Figure 4.

1 kDa CM35 impacts phagocytic capacity and vomocytosis events in interactions between macrophages and C. neoformans. (a) Intracellular growth (CFU of 3 h vs. 24 h postinfection) of yeasts cells in BMMs stimulated with LPS (500 ng/ml) and H99 (2 : 1), with or without inhibitors (10% v/v). (b) Phagocytosis index (2 h postinfection) from BMMs stimulated with LPS (500 ng/ml) and H99 (5 : 1), with or without 1 kDa CM35 (10% v/v). (c–f) Flow cytometry analysis of (c, d) extracellular and (e, f) intracellular yeast cells (Calcofluor White high 2 h, 6 h, 12 h, and 24 h postinfection) from BMMs infected with H99 (10 : 1), with or without 1 kDa CM35 (10% v/v). (g) Scheme for transwell infection assay, illustrating the steps taken during the assay. (h, i) Flow cytometry measurement (24 h postinfection) of intracellular yeast cells in BMMs infected with H99 (2 : 1), in the upper chamber of a transwell apparatus.
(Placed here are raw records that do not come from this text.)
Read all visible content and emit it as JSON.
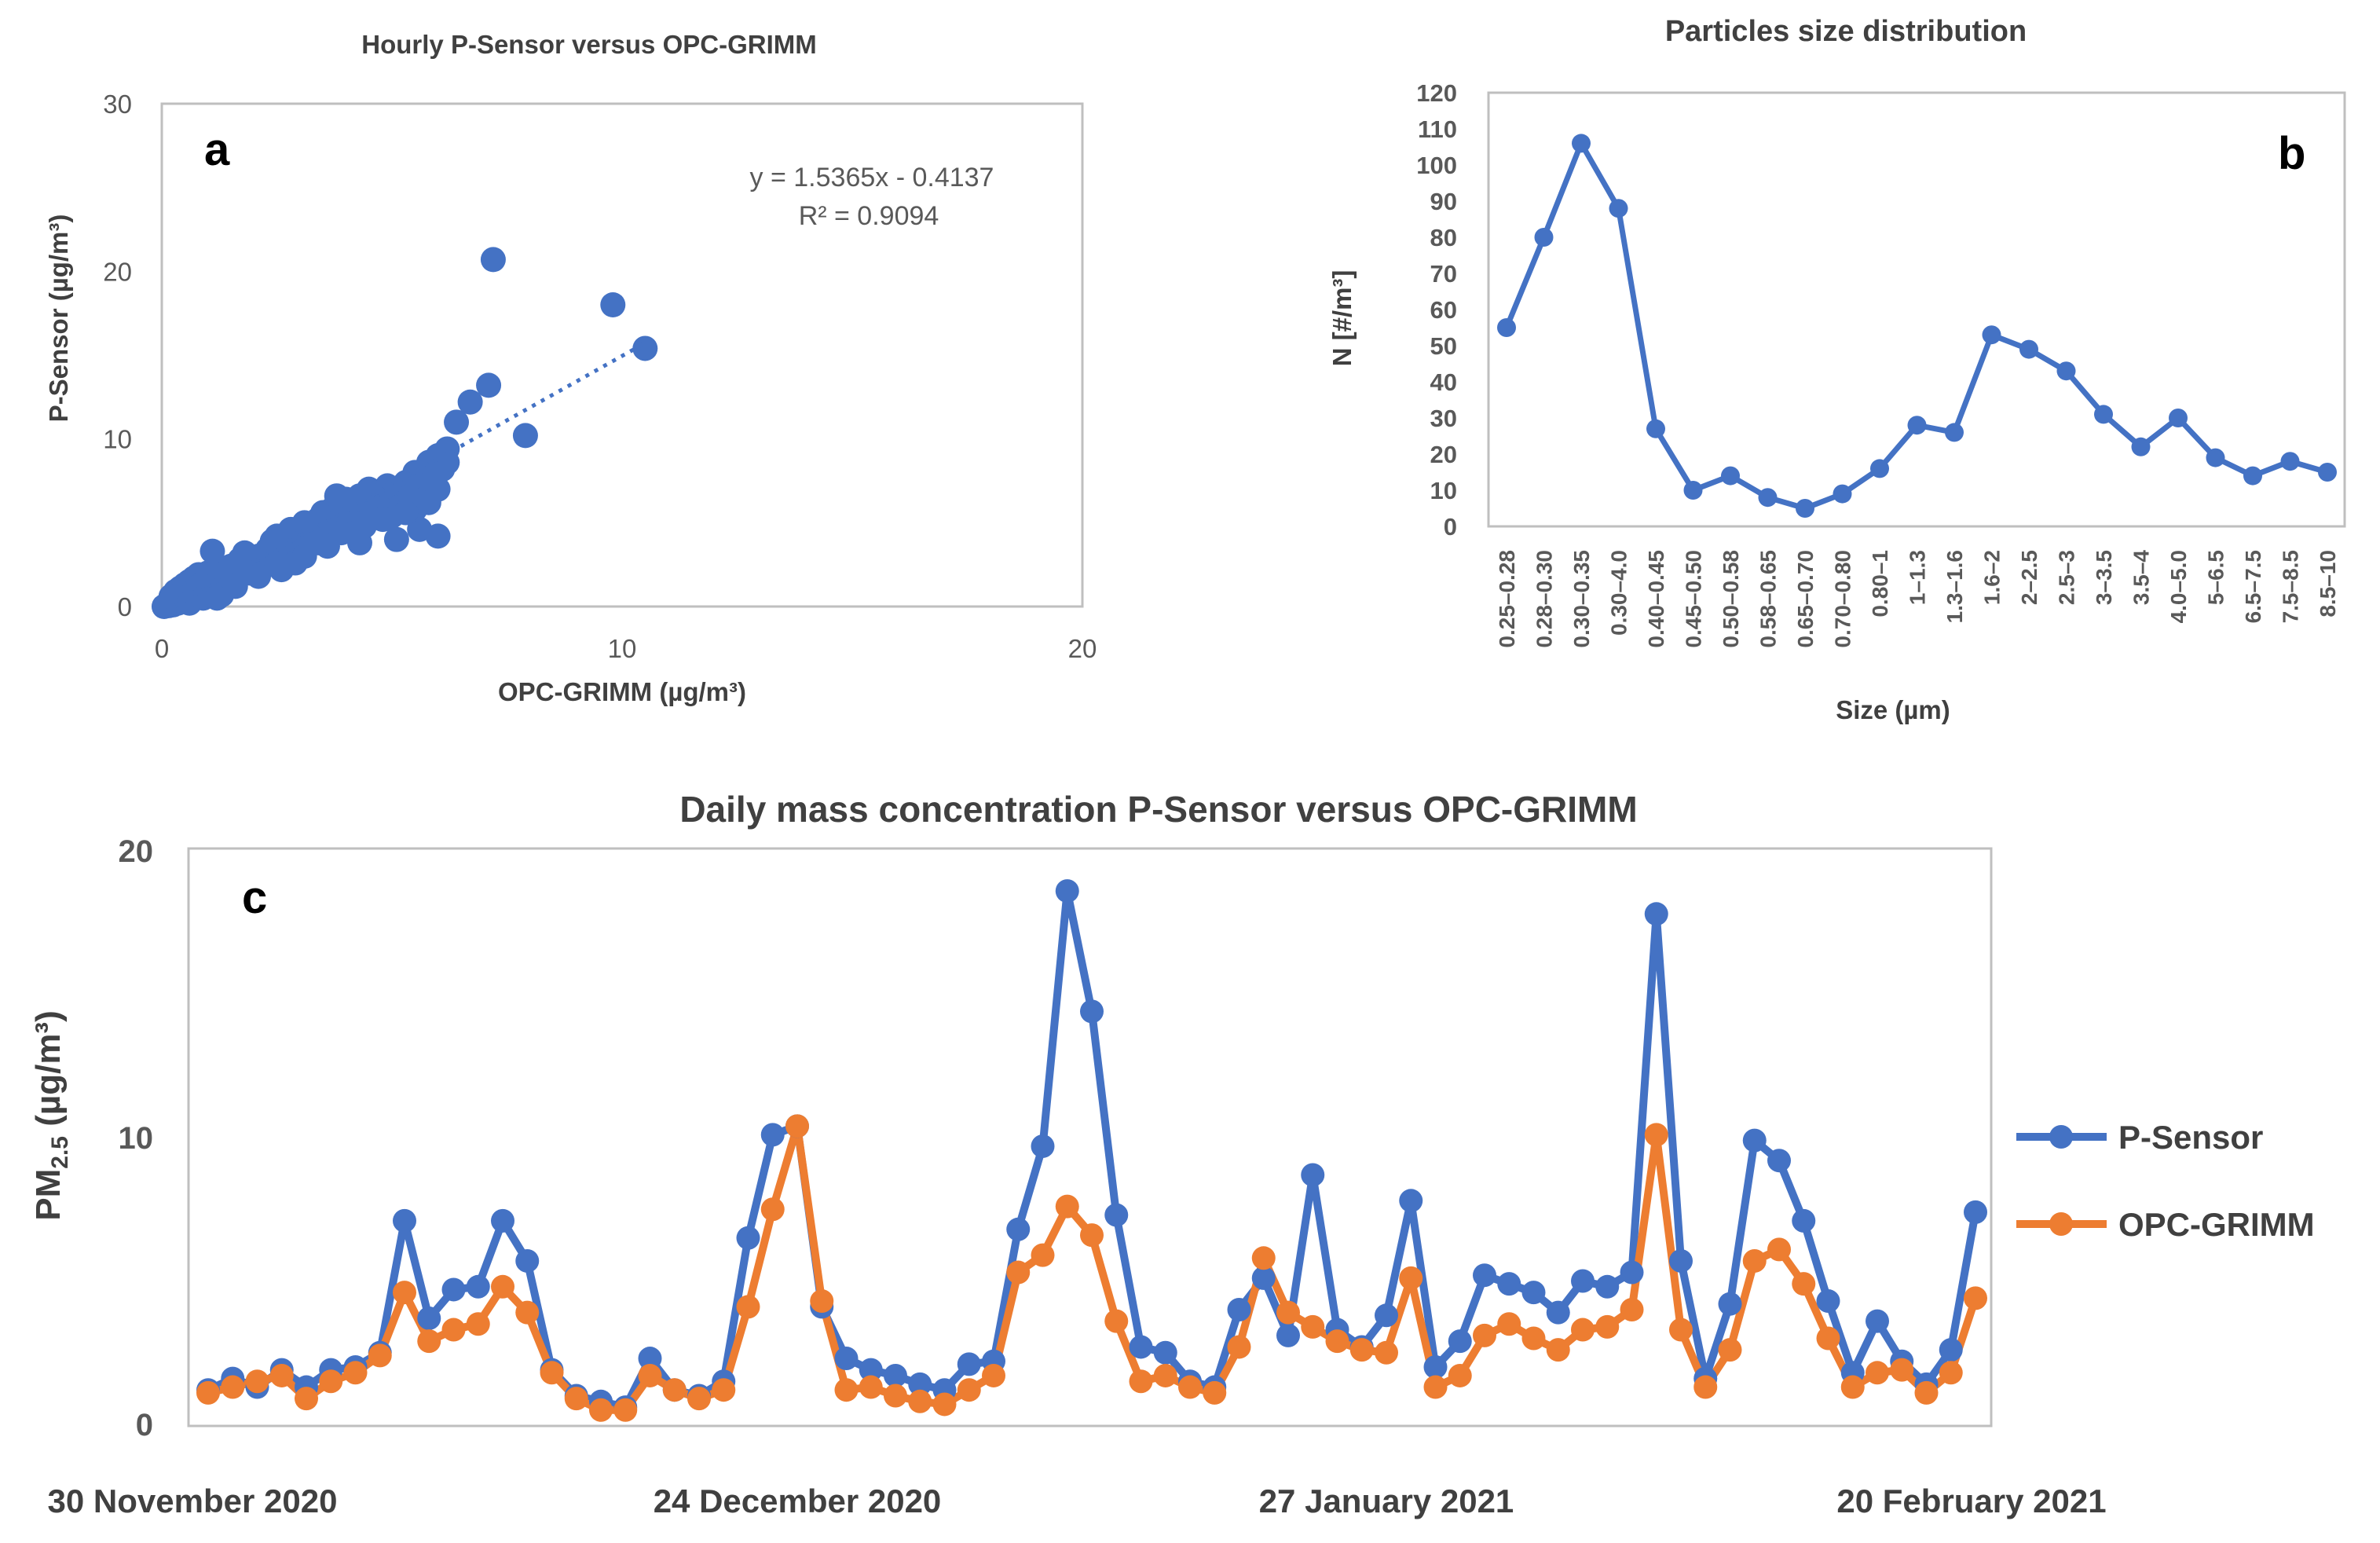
{
  "colors": {
    "blue": "#4472C4",
    "orange": "#ED7D31",
    "frame": "#BFBFBF",
    "text": "#595959"
  },
  "chart_data": [
    {
      "id": "a",
      "type": "scatter",
      "panel_letter": "a",
      "title": "Hourly P-Sensor versus OPC-GRIMM",
      "xlabel": "OPC-GRIMM (µg/m³)",
      "ylabel": "P-Sensor (µg/m³)",
      "xlim": [
        0,
        20
      ],
      "ylim": [
        0,
        30
      ],
      "xticks": [
        "0",
        "10",
        "20"
      ],
      "yticks": [
        "0",
        "10",
        "20",
        "30"
      ],
      "equation": "y = 1.5365x - 0.4137",
      "r2": "R² = 0.9094",
      "trendline": {
        "slope": 1.5365,
        "intercept": -0.4137,
        "x_range": [
          0.3,
          10.5
        ]
      },
      "points": [
        [
          0.05,
          0.0
        ],
        [
          0.1,
          0.1
        ],
        [
          0.15,
          0.05
        ],
        [
          0.2,
          0.2
        ],
        [
          0.25,
          0.1
        ],
        [
          0.3,
          0.4
        ],
        [
          0.35,
          0.2
        ],
        [
          0.4,
          0.6
        ],
        [
          0.45,
          0.3
        ],
        [
          0.5,
          0.8
        ],
        [
          0.3,
          0.9
        ],
        [
          0.4,
          1.1
        ],
        [
          0.5,
          1.3
        ],
        [
          0.6,
          1.5
        ],
        [
          0.7,
          1.7
        ],
        [
          0.8,
          1.9
        ],
        [
          0.6,
          0.6
        ],
        [
          0.7,
          0.9
        ],
        [
          0.8,
          1.2
        ],
        [
          0.9,
          1.4
        ],
        [
          1.0,
          0.8
        ],
        [
          1.0,
          1.2
        ],
        [
          1.0,
          1.6
        ],
        [
          1.0,
          2.0
        ],
        [
          1.1,
          1.0
        ],
        [
          1.2,
          1.4
        ],
        [
          1.3,
          1.8
        ],
        [
          1.2,
          2.4
        ],
        [
          1.1,
          3.3
        ],
        [
          1.4,
          2.0
        ],
        [
          1.5,
          1.4
        ],
        [
          1.5,
          2.4
        ],
        [
          1.6,
          1.8
        ],
        [
          1.7,
          2.8
        ],
        [
          1.8,
          2.2
        ],
        [
          1.8,
          3.2
        ],
        [
          2.0,
          2.0
        ],
        [
          2.0,
          2.8
        ],
        [
          2.1,
          3.0
        ],
        [
          2.2,
          2.4
        ],
        [
          2.3,
          3.4
        ],
        [
          2.4,
          2.8
        ],
        [
          2.5,
          3.6
        ],
        [
          2.5,
          4.2
        ],
        [
          2.6,
          3.0
        ],
        [
          2.7,
          4.0
        ],
        [
          2.8,
          3.4
        ],
        [
          2.8,
          4.6
        ],
        [
          3.0,
          3.8
        ],
        [
          3.0,
          4.4
        ],
        [
          3.1,
          5.0
        ],
        [
          3.2,
          4.0
        ],
        [
          3.3,
          4.8
        ],
        [
          3.4,
          5.2
        ],
        [
          3.5,
          4.4
        ],
        [
          3.5,
          5.6
        ],
        [
          3.6,
          4.8
        ],
        [
          3.7,
          5.8
        ],
        [
          3.8,
          5.0
        ],
        [
          3.9,
          6.0
        ],
        [
          4.0,
          5.4
        ],
        [
          4.0,
          6.4
        ],
        [
          4.1,
          4.6
        ],
        [
          4.2,
          5.8
        ],
        [
          4.3,
          6.6
        ],
        [
          4.4,
          5.0
        ],
        [
          4.5,
          6.2
        ],
        [
          4.5,
          7.0
        ],
        [
          4.6,
          5.6
        ],
        [
          4.7,
          6.8
        ],
        [
          4.8,
          6.0
        ],
        [
          4.9,
          7.2
        ],
        [
          5.0,
          6.4
        ],
        [
          5.0,
          5.4
        ],
        [
          5.1,
          7.0
        ],
        [
          5.2,
          6.0
        ],
        [
          5.3,
          7.4
        ],
        [
          5.4,
          6.6
        ],
        [
          5.5,
          8.0
        ],
        [
          5.5,
          5.8
        ],
        [
          5.6,
          7.2
        ],
        [
          5.7,
          6.4
        ],
        [
          5.8,
          8.6
        ],
        [
          5.9,
          7.6
        ],
        [
          6.0,
          9.0
        ],
        [
          6.0,
          7.0
        ],
        [
          6.1,
          8.2
        ],
        [
          6.2,
          9.4
        ],
        [
          5.6,
          4.6
        ],
        [
          5.1,
          4.0
        ],
        [
          4.3,
          3.8
        ],
        [
          3.6,
          3.6
        ],
        [
          2.9,
          2.6
        ],
        [
          1.9,
          2.0
        ],
        [
          6.0,
          4.2
        ],
        [
          6.4,
          11.0
        ],
        [
          6.7,
          12.2
        ],
        [
          7.1,
          13.2
        ],
        [
          7.2,
          20.7
        ],
        [
          7.9,
          10.2
        ],
        [
          9.8,
          18.0
        ],
        [
          10.5,
          15.4
        ],
        [
          0.2,
          0.6
        ],
        [
          0.6,
          0.2
        ],
        [
          0.9,
          0.5
        ],
        [
          1.3,
          0.7
        ],
        [
          1.6,
          1.2
        ],
        [
          2.1,
          1.8
        ],
        [
          2.6,
          2.2
        ],
        [
          3.1,
          3.0
        ],
        [
          3.4,
          3.8
        ],
        [
          3.9,
          4.4
        ],
        [
          4.4,
          4.8
        ],
        [
          4.8,
          5.2
        ],
        [
          5.3,
          5.6
        ],
        [
          5.8,
          6.2
        ],
        [
          6.2,
          8.6
        ],
        [
          1.2,
          0.5
        ],
        [
          2.4,
          3.9
        ],
        [
          3.8,
          6.6
        ]
      ]
    },
    {
      "id": "b",
      "type": "line",
      "panel_letter": "b",
      "title": "Particles size distribution",
      "xlabel": "Size (µm)",
      "ylabel": "N [#/m³]",
      "ylim": [
        0,
        120
      ],
      "yticks": [
        "0",
        "10",
        "20",
        "30",
        "40",
        "50",
        "60",
        "70",
        "80",
        "90",
        "100",
        "110",
        "120"
      ],
      "categories": [
        "0.25–0.28",
        "0.28–0.30",
        "0.30–0.35",
        "0.30–4.0",
        "0.40–0.45",
        "0.45–0.50",
        "0.50–0.58",
        "0.58–0.65",
        "0.65–0.70",
        "0.70–0.80",
        "0.80–1",
        "1–1.3",
        "1.3–1.6",
        "1.6–2",
        "2–2.5",
        "2.5–3",
        "3–3.5",
        "3.5–4",
        "4.0–5.0",
        "5–6.5",
        "6.5–7.5",
        "7.5–8.5",
        "8.5–10"
      ],
      "values": [
        55,
        80,
        106,
        88,
        27,
        10,
        14,
        8,
        5,
        9,
        16,
        28,
        26,
        53,
        49,
        43,
        31,
        22,
        30,
        19,
        14,
        18,
        15
      ]
    },
    {
      "id": "c",
      "type": "line",
      "panel_letter": "c",
      "title": "Daily mass concentration P-Sensor versus OPC-GRIMM",
      "ylabel": "PM",
      "ylabel_sub": "2.5",
      "ylabel_unit": " (µg/m³)",
      "ylim": [
        0,
        20
      ],
      "yticks": [
        "0",
        "10",
        "20"
      ],
      "date_labels": [
        "30 November 2020",
        "24 December 2020",
        "27 January 2021",
        "20 February 2021"
      ],
      "series": [
        {
          "name": "P-Sensor",
          "color": "#4472C4",
          "values": [
            1.2,
            1.6,
            1.3,
            1.9,
            1.3,
            1.9,
            2.0,
            2.5,
            7.1,
            3.7,
            4.7,
            4.8,
            7.1,
            5.7,
            1.9,
            1.0,
            0.8,
            0.6,
            2.3,
            1.2,
            1.0,
            1.5,
            6.5,
            10.1,
            10.4,
            4.1,
            2.3,
            1.9,
            1.7,
            1.4,
            1.2,
            2.1,
            2.2,
            6.8,
            9.7,
            18.6,
            14.4,
            7.3,
            2.7,
            2.5,
            1.5,
            1.3,
            4.0,
            5.1,
            3.1,
            8.7,
            3.3,
            2.7,
            3.8,
            7.8,
            2.0,
            2.9,
            5.2,
            4.9,
            4.6,
            3.9,
            5.0,
            4.8,
            5.3,
            17.8,
            5.7,
            1.6,
            4.2,
            9.9,
            9.2,
            7.1,
            4.3,
            1.8,
            3.6,
            2.2,
            1.4,
            2.6,
            7.4
          ]
        },
        {
          "name": "OPC-GRIMM",
          "color": "#ED7D31",
          "values": [
            1.1,
            1.3,
            1.5,
            1.7,
            0.9,
            1.5,
            1.8,
            2.4,
            4.6,
            2.9,
            3.3,
            3.5,
            4.8,
            3.9,
            1.8,
            0.9,
            0.5,
            0.5,
            1.7,
            1.2,
            0.9,
            1.2,
            4.1,
            7.5,
            10.4,
            4.3,
            1.2,
            1.3,
            1.0,
            0.8,
            0.7,
            1.2,
            1.7,
            5.3,
            5.9,
            7.6,
            6.6,
            3.6,
            1.5,
            1.7,
            1.3,
            1.1,
            2.7,
            5.8,
            3.9,
            3.4,
            2.9,
            2.6,
            2.5,
            5.1,
            1.3,
            1.7,
            3.1,
            3.5,
            3.0,
            2.6,
            3.3,
            3.4,
            4.0,
            10.1,
            3.3,
            1.3,
            2.6,
            5.7,
            6.1,
            4.9,
            3.0,
            1.3,
            1.8,
            1.9,
            1.1,
            1.8,
            4.4
          ]
        }
      ]
    }
  ]
}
In the lower chambers, BMMs were stimulated with LPS (500 ng/ml) and B3501 or Δcap67 (5 : 1) (g). Alternatively, only yeast cells from B3501 or Δcap67 in a media with LPS (500 ng/ml) were included in the lower chambers (h). Statistical analysis was performed utilizing one-way ANOVA, where ns: not significant; ^∗P ≤ 0.033; ^∗∗P ≤ 0.002; ^∗∗∗P ≤ 0.001. Comparisons were made with the B3501 lower chamber infected group (g).